Es ist nicht überraschend, dass wir immer wieder über Dinge stolpern, die zwar philippinisch sind, aber für Batulong ein Problem darstellen könnten. So haben unsere Mitarbeiter zusammen mit einigen Eltern eine Art Spar und Ausleih-Projekt gestartet, in dem jeder monatlich einen festgelegten Beitrag einzahlt und dann in einem «Notfall» auch wieder Geld ausleihen könnte - mit einem Zins von 10% monatlich! Obwohl dies auf privater Ebene stattfand, drückten Mäge und ich unsere Bedenken aus, denn die Mitglieder, die am meisten ausleihen mussten, waren die ärmeren, die immer wieder mal knapp bei Kasse waren. Und davor würden dann die «reicheren» Ende Jahr profitieren. Zwar hatten wir das Projekt nicht verboten (das Geld durfte in unserem Safe gelagert werden), aber unseren beiden Mitarbeitern war es am Ende auch nicht mehr so wohl und sie beschlossen, das Ausleihgeschäft abzuschliessen und vielleicht nur in ein Sparprojekt umzuwandeln (war wir begrüssen würden).

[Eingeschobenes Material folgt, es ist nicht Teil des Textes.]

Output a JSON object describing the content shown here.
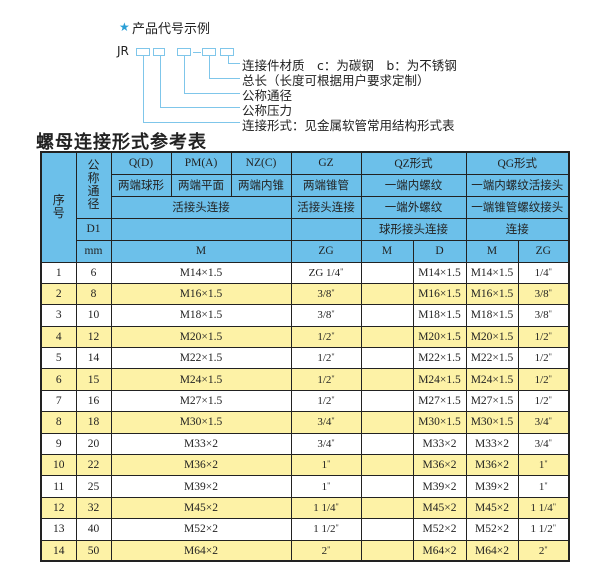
{
  "legend": {
    "star_icon": "star-icon",
    "title": "产品代号示例",
    "prefix": "JR",
    "items": [
      "连接件材质　c：为碳钢　b：为不锈钢",
      "总长（长度可根据用户要求定制）",
      "公称通径",
      "公称压力",
      "连接形式：见金属软管常用结构形式表"
    ],
    "line_color": "#7fc6ea"
  },
  "section_title": "螺母连接形式参考表",
  "colors": {
    "header": "#6cc0ea",
    "alt_row": "#fdf2a6"
  },
  "table": {
    "header": {
      "seq": "序号",
      "nominal": "公称通径",
      "d1": "D1",
      "mm": "mm",
      "q": "Q(D)",
      "pm": "PM(A)",
      "nz": "NZ(C)",
      "gz": "GZ",
      "qz": "QZ形式",
      "qg": "QG形式",
      "q_desc": "两端球形",
      "pm_desc": "两端平面",
      "nz_desc": "两端内锥",
      "gz_desc": "两端锥管",
      "qz_desc": "一端内螺纹",
      "qg_desc": "一端内螺纹活接头",
      "qpmnz_conn": "活接头连接",
      "gz_conn": "活接头连接",
      "qz_conn2": "一端外螺纹",
      "qg_conn2": "一端锥管螺纹接头",
      "qz_conn3": "球形接头连接",
      "qg_conn3": "连接",
      "m": "M",
      "zg": "ZG",
      "qz_m": "M",
      "qz_d": "D",
      "qg_m": "M",
      "qg_zg": "ZG"
    },
    "rows": [
      {
        "no": "1",
        "dn": "6",
        "m": "M14×1.5",
        "zg": "ZG 1/4",
        "qz_m": "",
        "qz_d": "M14×1.5",
        "qg_m": "M14×1.5",
        "qg_zg": "1/4"
      },
      {
        "no": "2",
        "dn": "8",
        "m": "M16×1.5",
        "zg": "3/8",
        "qz_m": "",
        "qz_d": "M16×1.5",
        "qg_m": "M16×1.5",
        "qg_zg": "3/8"
      },
      {
        "no": "3",
        "dn": "10",
        "m": "M18×1.5",
        "zg": "3/8",
        "qz_m": "",
        "qz_d": "M18×1.5",
        "qg_m": "M18×1.5",
        "qg_zg": "3/8"
      },
      {
        "no": "4",
        "dn": "12",
        "m": "M20×1.5",
        "zg": "1/2",
        "qz_m": "",
        "qz_d": "M20×1.5",
        "qg_m": "M20×1.5",
        "qg_zg": "1/2"
      },
      {
        "no": "5",
        "dn": "14",
        "m": "M22×1.5",
        "zg": "1/2",
        "qz_m": "",
        "qz_d": "M22×1.5",
        "qg_m": "M22×1.5",
        "qg_zg": "1/2"
      },
      {
        "no": "6",
        "dn": "15",
        "m": "M24×1.5",
        "zg": "1/2",
        "qz_m": "",
        "qz_d": "M24×1.5",
        "qg_m": "M24×1.5",
        "qg_zg": "1/2"
      },
      {
        "no": "7",
        "dn": "16",
        "m": "M27×1.5",
        "zg": "1/2",
        "qz_m": "",
        "qz_d": "M27×1.5",
        "qg_m": "M27×1.5",
        "qg_zg": "1/2"
      },
      {
        "no": "8",
        "dn": "18",
        "m": "M30×1.5",
        "zg": "3/4",
        "qz_m": "",
        "qz_d": "M30×1.5",
        "qg_m": "M30×1.5",
        "qg_zg": "3/4"
      },
      {
        "no": "9",
        "dn": "20",
        "m": "M33×2",
        "zg": "3/4",
        "qz_m": "",
        "qz_d": "M33×2",
        "qg_m": "M33×2",
        "qg_zg": "3/4"
      },
      {
        "no": "10",
        "dn": "22",
        "m": "M36×2",
        "zg": "1",
        "qz_m": "",
        "qz_d": "M36×2",
        "qg_m": "M36×2",
        "qg_zg": "1"
      },
      {
        "no": "11",
        "dn": "25",
        "m": "M39×2",
        "zg": "1",
        "qz_m": "",
        "qz_d": "M39×2",
        "qg_m": "M39×2",
        "qg_zg": "1"
      },
      {
        "no": "12",
        "dn": "32",
        "m": "M45×2",
        "zg": "1 1/4",
        "qz_m": "",
        "qz_d": "M45×2",
        "qg_m": "M45×2",
        "qg_zg": "1 1/4"
      },
      {
        "no": "13",
        "dn": "40",
        "m": "M52×2",
        "zg": "1 1/2",
        "qz_m": "",
        "qz_d": "M52×2",
        "qg_m": "M52×2",
        "qg_zg": "1 1/2"
      },
      {
        "no": "14",
        "dn": "50",
        "m": "M64×2",
        "zg": "2",
        "qz_m": "",
        "qz_d": "M64×2",
        "qg_m": "M64×2",
        "qg_zg": "2"
      }
    ]
  }
}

Mitarbeiterführung beschäftigt uns weiterhin, auch jetzt, während wir in Camiguin sind. Wir versuchen zu verstehen, warum in unseren Augen recht einfache Aufgaben nicht erledigt werden können – ist es von der Person abhängig, wegen der philippinischen Schuldbildung oder weil wir zu wenig detailliert kommuniziert haben? Ein Beispiel: einige Studenten möchten Krankenschwester oder Hotel- und Restaurant-Management studieren. Diese Kurse bergen aber neben den kommunizierten Studienkosten oft weitere Zusatzkosten (z.B ein Stetoskop kaufen oder teueren Alkohol für den Bartender-Kurs). Bis jetzt haben wir diese Studienrichtungen abgelehnt, weil sie unser Budget überschreiten, aber wir möchten eine neue Evaluation dazu durchführen. So hatte Cherry, unsere Allrounderin, den Auftrag, zum College zu fahren und dort die Studiengebühren und Zusatzkosten für alle 4 Jahre (also alle 8 Semester) zu erfragen. Sie kam zurück mit der Info zum 1. Semester! Die anderen Kosten könne der Student dann auf seiner online-Plattform sehen. Hier scheinen mehrere Probleme zusammenzukommen: sie hat nicht verstanden, worum es geht. Sie hat nicht verstanden, was genau sie tun muss. Sie ist eine typische Filipina in der Hinsicht, dass wenn eine kritische Frage von uns kommt (warum hast du nur die Info für ein Semester?), zuerst mal keine Antwort kommt. So sind wir doch recht gefordert und müssen bis zu einem gewissen Grad auch akzeptieren, dass auf den Philippinen alles etwas länger dauert (vielleicht mehrere Trips in die Stadt für alle Infos (wir hoffen nicht)) und Fähigkeiten, die bei uns in der Schweiz selbstverständlich sind, hier zuerst erlernt werden müssen.
Vor einigen Jahren hatte Batulong ein Projekt mit Nähmaschinen durchgeführt, um den Frauen die Möglichkeit aufzuzeigen, durch einen Nebenerwerb die Haushaltskasse aufzubessern. Nach und nach verschob sich das Türvorleger-Nähen auf Projekte von Nachbarn zu Hause und bis auf unsere Schweizer Bernina wurden alle Nähmaschinen wieder verkauft. So stand die Bernina – eine Spende aus der Schweiz – einige Jahre ungebraucht in unserem Center. Ich habe sie gereinigt, geölt und auch sonst wieder auf Vordermann gebracht und eigentlich wollte ich sie dem Meistbietenden geben (Idee war eine Batulong-Auktion), aber dann zeigte unsere Hauswartin Interesse und es stellte sich heraus, dass sie mit von-Fuss-angetriebenen Nähmaschinen schon Erfahrung hatte. Nach einer Nähmaschinen-Lektion übergab ich das Gerät gerne unserer treuen Hauswartin zu einem günstigen Preis, der natürlich Batulong zugutekommt.